Para que essa roda do investimento do agro gire de forma eficiente e respaldada nas projeções econômicas positivas, é preciso que as relações de venda no mercado externo estejam em sintonia fina. No contexto do novo governo, até aqui este foi o “calcanhar de aquiles” pensando no setor, já que houve dois imbróglios: a situação da mudança da embaixada em Israel para Jerusalém, que estremeceu a relações comerciais com os árabes na compra de proteína animal, e uma crise recente na Apex (Agência Brasileira de Promoções de Exportações e Investimentos), com a demissão do embaixador Mario Vilalva da presidência da agência nesta semana.

A exoneração aconteceu depois que o jornal Folha de São Paulo revelou “que o ministro das relações exteriores, Ernesto Araújo, realizou uma manobra para retirar poderes de Vilalva e transferi-los a dois diretores aliados dentro da agência: Marcio Coimbra e Letícia Catelani”. O presidente da Apex, em entrevista ao jornal paulista, criticou o ministro pela “manobra na calada da noite” e, assim, foi exonerado.

Vale dizer ainda que durante essa semana Mapa e CNA (Confederação da Agricultura e Pecuária do Brasil) realizaram um jantar com mais de 37 embaixadores do mundo árabe para colocar panos quentes nas declarações de Bolsonaro e, assim, os negócios continuem aquecidos. “O Brasil precisa continuar amigo de todos os países que querem comprar”, salientou a ministra, Tereza Cristina, durante visita a ExpoLondrina.

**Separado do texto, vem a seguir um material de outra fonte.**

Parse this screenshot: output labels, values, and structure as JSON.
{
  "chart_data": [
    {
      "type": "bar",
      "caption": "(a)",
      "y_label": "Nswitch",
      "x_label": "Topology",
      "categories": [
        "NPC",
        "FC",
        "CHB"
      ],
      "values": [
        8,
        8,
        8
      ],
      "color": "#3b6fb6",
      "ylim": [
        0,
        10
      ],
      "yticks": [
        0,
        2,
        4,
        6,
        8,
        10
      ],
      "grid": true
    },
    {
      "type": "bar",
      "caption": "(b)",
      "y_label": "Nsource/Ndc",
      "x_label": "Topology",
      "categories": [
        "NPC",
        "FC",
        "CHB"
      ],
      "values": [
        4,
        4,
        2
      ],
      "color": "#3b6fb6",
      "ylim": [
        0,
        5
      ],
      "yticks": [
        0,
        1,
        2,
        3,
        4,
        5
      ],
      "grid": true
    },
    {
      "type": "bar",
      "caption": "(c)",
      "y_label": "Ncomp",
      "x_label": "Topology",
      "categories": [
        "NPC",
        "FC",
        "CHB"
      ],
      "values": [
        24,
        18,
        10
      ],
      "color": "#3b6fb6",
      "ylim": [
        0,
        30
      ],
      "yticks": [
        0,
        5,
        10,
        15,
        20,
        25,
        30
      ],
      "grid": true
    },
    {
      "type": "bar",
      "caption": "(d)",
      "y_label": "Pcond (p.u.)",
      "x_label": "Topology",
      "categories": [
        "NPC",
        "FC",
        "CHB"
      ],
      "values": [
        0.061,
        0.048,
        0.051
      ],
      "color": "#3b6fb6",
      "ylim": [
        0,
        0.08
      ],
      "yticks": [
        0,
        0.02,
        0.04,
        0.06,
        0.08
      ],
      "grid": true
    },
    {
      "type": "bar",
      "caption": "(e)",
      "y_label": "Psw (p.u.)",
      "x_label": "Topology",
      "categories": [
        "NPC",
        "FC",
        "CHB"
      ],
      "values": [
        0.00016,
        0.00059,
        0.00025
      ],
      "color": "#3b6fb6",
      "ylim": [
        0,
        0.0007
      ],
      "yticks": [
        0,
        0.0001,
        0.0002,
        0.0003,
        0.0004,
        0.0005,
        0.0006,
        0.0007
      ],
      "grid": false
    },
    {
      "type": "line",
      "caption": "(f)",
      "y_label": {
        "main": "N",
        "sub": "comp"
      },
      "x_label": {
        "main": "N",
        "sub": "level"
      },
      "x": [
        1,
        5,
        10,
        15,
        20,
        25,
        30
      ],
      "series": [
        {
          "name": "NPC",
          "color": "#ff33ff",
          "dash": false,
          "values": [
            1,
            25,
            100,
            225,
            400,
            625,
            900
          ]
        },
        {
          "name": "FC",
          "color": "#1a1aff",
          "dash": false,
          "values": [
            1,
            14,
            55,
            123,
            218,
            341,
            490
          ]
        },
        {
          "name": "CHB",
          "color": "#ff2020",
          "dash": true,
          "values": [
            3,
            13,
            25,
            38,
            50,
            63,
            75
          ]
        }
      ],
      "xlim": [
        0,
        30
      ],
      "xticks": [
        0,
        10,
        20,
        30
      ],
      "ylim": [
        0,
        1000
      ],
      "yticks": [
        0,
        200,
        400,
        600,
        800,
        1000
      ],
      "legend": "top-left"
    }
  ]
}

Para a Ministra, mesmo que as relações com a China sejam bem representativas, “não é saudável colocar todos os ovos numa cesta só”. O ministério, portanto, tem prospectado novos mercados, como acontece agora em maio, quando vai para o Japão, Vietnã, a própria China e também a Indonésia para uma série de encontros com autoridades e investidores estrangeiros. “Temos muito da Ásia para prospectar. A Indonésia é um grande país, com 300 milhões de pessoas, que ainda temos muito para trabalhar.”

A diretora de negócios da Apex, Letícia Catelani, que também participou do Expo relata que este ano existe a expectativa de abertura de novos mercados de proteína animal, como o Cazaquistão, com a expectativa de exportação de 700 mil cabeças de gado e gerar faturamento de meio bilhão de reais, e também em Singapura. “A ministra deve anunciar em breve a abertura desse mercado.”

Em relação ao desgaste junto ao mercado árabe pós declaração de Bolsonaro, Catelani, que foi indicada ao cargo por Eduardo Bolsonaro, cravou aqui durante a Expo que não vai acontecer retaliação. “No primeiro bimestre tivemos uma exportação recorde de proteína animal para os países árabes. Mesmo que eles quisessem, não conseguiram suprir (a demanda deles com outros compradores), porque querem comprar barato e só o Brasil oferece essa segurança alimentar. Não podemos cair nesse 'mimimi' da imprensa.”